Coinfections represent another factor of clinical significance. A national study detected Chlamydia trachomatis infection in 11% of HPV-positive women and Ureaplasma urealyticum infection in 30.5% of those infected with HPV (33). These coinfections may play an important role in the pathogenesis of cervical cancer. Although the present study did not evaluate these microorganisms, incorporating these infections into future research, along with HPV, will be crucial for enhancing the integrity of epidemiological data.
This study has certain limitations. The majority of patients were those who presented to the gynecology and obstetrics clinic, which may not represent the general population. In addition, the unavailability of data regarding cytological and histopathological findings and treatment outcomes among HPV-positive patients limited our ability to demonstrate a conclusive relationship between HPV infection and clinical outcomes. Similarly, the lack of information on patients’ vaccination status and treatment details restricted our capacity to evaluate correlations between HPV types, pathological findings, and therapeutic interventions.
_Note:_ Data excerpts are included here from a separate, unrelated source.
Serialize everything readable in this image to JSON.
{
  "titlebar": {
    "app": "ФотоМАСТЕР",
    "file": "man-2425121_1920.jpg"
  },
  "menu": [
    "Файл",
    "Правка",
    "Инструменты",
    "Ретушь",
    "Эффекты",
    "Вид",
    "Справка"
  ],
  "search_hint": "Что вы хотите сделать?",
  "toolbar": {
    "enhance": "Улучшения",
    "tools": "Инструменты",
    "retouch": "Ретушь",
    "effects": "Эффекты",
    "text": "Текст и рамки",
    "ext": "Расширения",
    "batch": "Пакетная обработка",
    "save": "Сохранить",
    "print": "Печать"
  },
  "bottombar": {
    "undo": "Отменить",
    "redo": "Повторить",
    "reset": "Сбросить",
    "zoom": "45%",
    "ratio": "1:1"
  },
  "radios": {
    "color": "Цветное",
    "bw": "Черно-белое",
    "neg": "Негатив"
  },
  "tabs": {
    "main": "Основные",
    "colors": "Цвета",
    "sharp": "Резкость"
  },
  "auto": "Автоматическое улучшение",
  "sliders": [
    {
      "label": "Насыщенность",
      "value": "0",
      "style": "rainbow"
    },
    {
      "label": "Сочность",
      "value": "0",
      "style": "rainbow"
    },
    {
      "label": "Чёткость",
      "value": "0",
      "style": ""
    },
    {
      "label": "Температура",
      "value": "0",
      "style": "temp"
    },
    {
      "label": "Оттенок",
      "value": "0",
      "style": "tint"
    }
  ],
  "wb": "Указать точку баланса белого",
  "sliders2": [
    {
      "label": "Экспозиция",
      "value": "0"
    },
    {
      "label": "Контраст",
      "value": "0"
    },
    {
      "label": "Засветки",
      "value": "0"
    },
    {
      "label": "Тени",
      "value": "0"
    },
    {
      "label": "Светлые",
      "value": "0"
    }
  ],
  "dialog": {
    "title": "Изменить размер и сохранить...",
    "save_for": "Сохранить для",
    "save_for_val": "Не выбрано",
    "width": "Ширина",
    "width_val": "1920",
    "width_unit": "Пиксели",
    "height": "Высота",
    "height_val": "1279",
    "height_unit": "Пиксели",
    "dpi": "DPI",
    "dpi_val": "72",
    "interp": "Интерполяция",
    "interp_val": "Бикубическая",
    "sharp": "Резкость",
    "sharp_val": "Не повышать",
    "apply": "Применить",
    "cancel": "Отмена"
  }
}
In conclusion, this study provides a valuable epidemiological framework by revealing the relationships between HPV positivity and age, time, pregnancy, and treatment outcomes. The predominance of OHR-HPV genotypes highlights the limitations of current vaccine coverage and underscores the importance of implementing 9-valent vaccination strategies. The observed decline in positivity rates over time, together with the high rate of viral clearance following treatment, supports the effectiveness of existing screening and follow-up strategies. The study’s originality lies in its analysis of HPV frequency among pregnant women and the inclusion of long-term follow-up data. In the global effort to combat cervical cancer, comprehensive interventions are urgently needed. These should target not only HPV but also other sexually transmitted infections that contribute to coinfections, and must be implemented at individual, community, and health policy levels to ensure effective prevention and control.